А мозаика вскоре стала моим любимейшим инструментом. Это не игра, а настоящий клад всевозможных задач по геометрии, комбинаторике, логике, угадыванию закономерностей. А однажды она мне преподала незабываемый урок на тему о том, «что для детей важнее». Дело было так. Мальчики с удовольствием ходили на занятия, а иногда даже бывало так, что в ответ на мои слова «урок окончен» просили позаниматься ещё. Я гордился собой — пока вдруг не заметил, что их просьбы продолжить занятие следуют только тогда, когда мы занимаемся с мозаикой. Я решил проверить свою догадку. Следующее занятие было без мозаики.
Так оно и есть: говорю «урок окончен» — дети спокойно встают и расходятся. Меня охватили глубочайшие сомнения. Мозаика в самом деле очень красива, нет ничего удивительного в том, что ребятам нравится с нею играть. А моя математика, думал я, здесь ни при чём; я протаскиваю её как обузу, как никому не нужный довесок, как нагрузку к интересной игрушке! На следующий раз я решил устроить решающий эксперимент. Мы опять занимаемся с мозаикой; опять мальчики не хотят заканчивать занятие; и тогда я говорю:
— Нет, давайте мы урок всё-таки закончим, а с мозаикой я вам разрешаю поиграть просто так.
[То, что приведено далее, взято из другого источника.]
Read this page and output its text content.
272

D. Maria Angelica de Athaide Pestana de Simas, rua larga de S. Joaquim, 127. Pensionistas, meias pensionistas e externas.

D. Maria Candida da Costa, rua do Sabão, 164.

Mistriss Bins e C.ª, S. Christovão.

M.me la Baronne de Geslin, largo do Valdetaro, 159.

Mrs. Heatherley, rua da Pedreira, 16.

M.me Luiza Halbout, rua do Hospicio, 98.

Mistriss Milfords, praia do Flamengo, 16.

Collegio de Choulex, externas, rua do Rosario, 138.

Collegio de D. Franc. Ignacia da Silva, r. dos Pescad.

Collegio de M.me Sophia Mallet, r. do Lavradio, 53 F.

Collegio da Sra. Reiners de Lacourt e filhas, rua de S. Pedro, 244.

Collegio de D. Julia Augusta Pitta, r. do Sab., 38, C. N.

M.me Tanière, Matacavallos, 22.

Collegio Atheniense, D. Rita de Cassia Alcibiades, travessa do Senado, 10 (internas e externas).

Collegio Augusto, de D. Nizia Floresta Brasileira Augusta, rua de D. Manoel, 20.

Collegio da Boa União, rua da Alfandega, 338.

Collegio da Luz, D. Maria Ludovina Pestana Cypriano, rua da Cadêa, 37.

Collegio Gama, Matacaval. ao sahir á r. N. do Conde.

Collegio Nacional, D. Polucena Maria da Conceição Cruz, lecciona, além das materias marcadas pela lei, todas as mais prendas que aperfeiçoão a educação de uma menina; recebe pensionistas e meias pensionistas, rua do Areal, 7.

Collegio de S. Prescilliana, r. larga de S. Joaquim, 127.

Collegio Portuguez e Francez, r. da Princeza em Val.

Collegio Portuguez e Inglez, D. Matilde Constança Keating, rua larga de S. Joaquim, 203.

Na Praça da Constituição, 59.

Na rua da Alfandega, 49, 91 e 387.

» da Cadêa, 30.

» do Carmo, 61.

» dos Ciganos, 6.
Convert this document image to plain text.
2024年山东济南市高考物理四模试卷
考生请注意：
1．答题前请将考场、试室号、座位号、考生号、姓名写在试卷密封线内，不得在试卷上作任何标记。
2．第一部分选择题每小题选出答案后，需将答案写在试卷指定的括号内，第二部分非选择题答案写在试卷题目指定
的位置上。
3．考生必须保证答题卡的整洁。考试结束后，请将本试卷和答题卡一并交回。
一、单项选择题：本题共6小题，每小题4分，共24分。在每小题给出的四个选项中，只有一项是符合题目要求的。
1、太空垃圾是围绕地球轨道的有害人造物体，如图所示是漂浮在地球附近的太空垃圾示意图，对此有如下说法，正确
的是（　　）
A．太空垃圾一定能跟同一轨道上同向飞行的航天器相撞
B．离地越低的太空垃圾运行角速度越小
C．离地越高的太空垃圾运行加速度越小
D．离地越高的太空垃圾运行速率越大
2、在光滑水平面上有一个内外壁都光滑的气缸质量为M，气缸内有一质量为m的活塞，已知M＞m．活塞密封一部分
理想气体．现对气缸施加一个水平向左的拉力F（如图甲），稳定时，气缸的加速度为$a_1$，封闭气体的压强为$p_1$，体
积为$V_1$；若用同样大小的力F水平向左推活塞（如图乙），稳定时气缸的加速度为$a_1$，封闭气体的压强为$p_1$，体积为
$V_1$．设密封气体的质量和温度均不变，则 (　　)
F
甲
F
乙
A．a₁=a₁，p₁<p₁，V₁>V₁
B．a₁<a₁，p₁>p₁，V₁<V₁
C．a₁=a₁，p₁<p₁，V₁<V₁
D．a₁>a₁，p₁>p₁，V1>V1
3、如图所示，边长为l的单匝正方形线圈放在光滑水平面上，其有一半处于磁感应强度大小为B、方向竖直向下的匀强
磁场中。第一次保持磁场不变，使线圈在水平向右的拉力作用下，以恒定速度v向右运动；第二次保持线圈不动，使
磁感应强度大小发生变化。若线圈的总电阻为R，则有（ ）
В ответ следует единодушный вопль возмущения, и Петя резюмирует общую точку зрения в решительных словах:
— Э, не-ет! Мы хотим задачку!!
Вот так я понял, где лежит истина.
Детям нужно полноценное интеллектуально-эстетическое удовольствие. Если одна из половин отсутствует, полноценность теряется, а с ней и ощущение праздника. Новогодняя ёлка без игрушек имеет в глазах детей так же мало притягательности, как игрушки без ёлки. Только когда они соединяются вместе, наступает праздник. Я надеюсь, что в будущем, через годы, когда мои ребята будут заниматься более абстрактной, «умственной» математикой, они будут получать от этого больше удовольствия, чем их сверстники. Ведь возникающие у них в уме абстрактные образы и понятия будут где-то на дне сознания эмоционально сливаться с «ёлкой», окрашиваться воспоминаниями о разноцветных задачах их детства.
Вот и сейчас — мы уже прошли два круга, т. е. каждый из ребят решил по две задачи на симметрию, пора бы уже кончать, но мальчики не унимаются, хотят ещё. Мне кажется, что они уже устали. И я нахожу неожиданный выход:
— Давайте теперь в ы будете мне задавать задачи, а я буду их решать.
Дети в восторге! С новым пылом они строят фигурки, а я — им симметричные. Работаю старательно. Вдруг в голову приходит ещё одна идея: я начинаю нарочно делать ошибки. Петя первый это замечает; счастью детей нет конца. К ним как будто пришло второе дыхание. Теперь они с горящими глазами, не отрываясь, следят за моей рукой, встречая каждую новую ошибку воинственными дикарскими кличами.
Но пора и в самом деле закругляться. Я отодвигаю мозаику, благодарю всех и объявляю занятие оконченным.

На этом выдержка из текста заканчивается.